Спасителя звали Аманжол. Он работал корректором в областной  газете на казахском языке, и до роковой болезни звезды никто не подозревал в этом тихом и неприметном молодом человеке страсти к огням рампы.

- А сможешь? – страшным шепотом спросил режиссер, воззрившись на спасителя со смесью сомнения и надежды.  Бедняга не спал уже неделю и держался на любви к искусству, декалитрах растворимого кофе «Пеле» и бессчетном количестве «Беломора».  Отмена спектакля ставила  крест на перспективах перехода  в областной драмтеатр, а там, глядишь, и дальше, дальше...

- Смогу, -  тихо, но решительно ответил Аманжол. По-русски он говорил замечательно, хоть русский и не был его родным языком: Аманжол приехал покорять столицу из дальнего аула под Чимкентом.  Лишь иногда  проскальзывал в его речи легкий южный акцент,  да изредка  выходила путаница с ударениями - но пусть бросит в меня камень тот,  кто никогда не путал ударения даже и в родном языке...
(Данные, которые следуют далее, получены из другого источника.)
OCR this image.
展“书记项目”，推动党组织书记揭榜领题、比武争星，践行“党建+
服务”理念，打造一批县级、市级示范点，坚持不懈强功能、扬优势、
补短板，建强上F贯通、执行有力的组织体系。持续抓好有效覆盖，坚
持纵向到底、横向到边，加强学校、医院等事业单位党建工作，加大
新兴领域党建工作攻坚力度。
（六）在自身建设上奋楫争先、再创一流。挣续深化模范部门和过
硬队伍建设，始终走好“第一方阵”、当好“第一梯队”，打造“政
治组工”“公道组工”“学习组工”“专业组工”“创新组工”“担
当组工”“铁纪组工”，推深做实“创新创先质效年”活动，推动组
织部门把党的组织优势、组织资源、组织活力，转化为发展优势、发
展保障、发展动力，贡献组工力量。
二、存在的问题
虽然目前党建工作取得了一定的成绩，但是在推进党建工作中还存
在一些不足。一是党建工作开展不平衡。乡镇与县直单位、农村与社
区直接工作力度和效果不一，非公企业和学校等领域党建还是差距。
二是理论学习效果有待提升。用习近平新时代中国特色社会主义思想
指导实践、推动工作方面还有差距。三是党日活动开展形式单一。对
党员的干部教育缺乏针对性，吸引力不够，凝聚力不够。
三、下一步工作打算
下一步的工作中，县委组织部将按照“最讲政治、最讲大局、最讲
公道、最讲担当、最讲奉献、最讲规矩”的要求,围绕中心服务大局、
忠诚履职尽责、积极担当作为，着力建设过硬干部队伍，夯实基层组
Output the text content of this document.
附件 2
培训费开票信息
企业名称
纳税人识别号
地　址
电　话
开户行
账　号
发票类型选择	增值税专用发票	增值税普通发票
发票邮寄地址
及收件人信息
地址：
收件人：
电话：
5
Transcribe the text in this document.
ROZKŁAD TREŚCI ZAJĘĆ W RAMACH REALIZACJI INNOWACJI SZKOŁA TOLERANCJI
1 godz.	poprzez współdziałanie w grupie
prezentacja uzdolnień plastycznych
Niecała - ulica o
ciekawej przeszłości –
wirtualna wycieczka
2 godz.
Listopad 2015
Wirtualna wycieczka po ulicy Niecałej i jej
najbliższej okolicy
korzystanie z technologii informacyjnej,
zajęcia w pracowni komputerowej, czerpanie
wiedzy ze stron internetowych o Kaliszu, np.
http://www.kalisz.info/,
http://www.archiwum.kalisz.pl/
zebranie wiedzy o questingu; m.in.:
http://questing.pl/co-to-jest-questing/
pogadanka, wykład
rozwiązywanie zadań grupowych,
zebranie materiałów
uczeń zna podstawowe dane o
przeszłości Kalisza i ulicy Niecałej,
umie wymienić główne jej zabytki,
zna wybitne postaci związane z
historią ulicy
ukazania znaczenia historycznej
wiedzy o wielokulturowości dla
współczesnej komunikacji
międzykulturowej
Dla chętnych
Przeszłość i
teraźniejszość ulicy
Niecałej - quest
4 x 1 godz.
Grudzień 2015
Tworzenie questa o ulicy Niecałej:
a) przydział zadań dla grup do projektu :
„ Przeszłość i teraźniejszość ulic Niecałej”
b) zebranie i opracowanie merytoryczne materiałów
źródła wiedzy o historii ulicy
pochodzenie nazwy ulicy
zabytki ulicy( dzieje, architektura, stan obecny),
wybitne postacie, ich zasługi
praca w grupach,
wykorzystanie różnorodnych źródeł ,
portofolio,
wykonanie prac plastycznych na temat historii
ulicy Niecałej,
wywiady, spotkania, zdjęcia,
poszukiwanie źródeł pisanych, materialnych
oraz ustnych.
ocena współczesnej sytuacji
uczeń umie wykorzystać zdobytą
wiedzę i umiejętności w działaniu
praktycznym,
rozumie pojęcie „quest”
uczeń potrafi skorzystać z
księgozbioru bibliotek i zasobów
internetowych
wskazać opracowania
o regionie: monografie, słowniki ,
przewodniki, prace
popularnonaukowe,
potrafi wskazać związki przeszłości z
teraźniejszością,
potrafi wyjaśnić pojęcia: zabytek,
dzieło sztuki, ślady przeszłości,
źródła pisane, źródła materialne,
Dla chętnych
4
За окном дворца печатников, что  прямо напротив  центрального алматинскогобазара, занималась заря нового дня. Репетиции шли в ночную смену, когда актеры самодеятельного театра – наборщики, метранпажи и прочие типографские труженики -  могли сосредоточиться на игре. Полосы в этот час были сверстаны, цинковые пластины вытравлены, ждали разрешения Москвы (в 1988 году без разрешения Москвы  газеты в нашей республике еще не печатали).

- Сможет! – хором  сказала вся труппа (репетировали здесь же,   между линотипами и талерными столами).  И  оживший режиссер убежал выпрашивать спасителю отгул. У Аманжола оставались сутки на то, чтобы выучить роль.

Для репетиций времени уже не было.

В пять утра последние поправки были внесены,  Москва соблаговолила дать разрешение на печать. Бешено закрутились колеса типографских машин – пошел тираж.

На юге светает рано.

Мы вышли в парк. Город еще не проснулся.  По дальней аллее трусцой бежал одинокий любитель джоггинга – постоялец  отеля «Интурист».

- А даже и хорошо, что Василия будет играть Аманжол! – убежденно сказал постановщик. – Ведь хорошо же? У нас же многонациональная республика! Нигде ведь  не написано, что Василий обязательно русский?

- Нигде, - сказал я.

- Вот и я говорю... Справится, справится Аманжол! Ведь он же видел репетиции! Он же знает, что в этом спектакле главное!

После просмотра двадцати шести репетиций я тоже знал, что в этом спектакле главное. И не только я. Даже скептически настроенный метранпаж Кузьмич, который, компенсируя незавидный рост, разговаривал исключительно басом и  матом – и тот знал, что главное – это  финал. Последняя сцена.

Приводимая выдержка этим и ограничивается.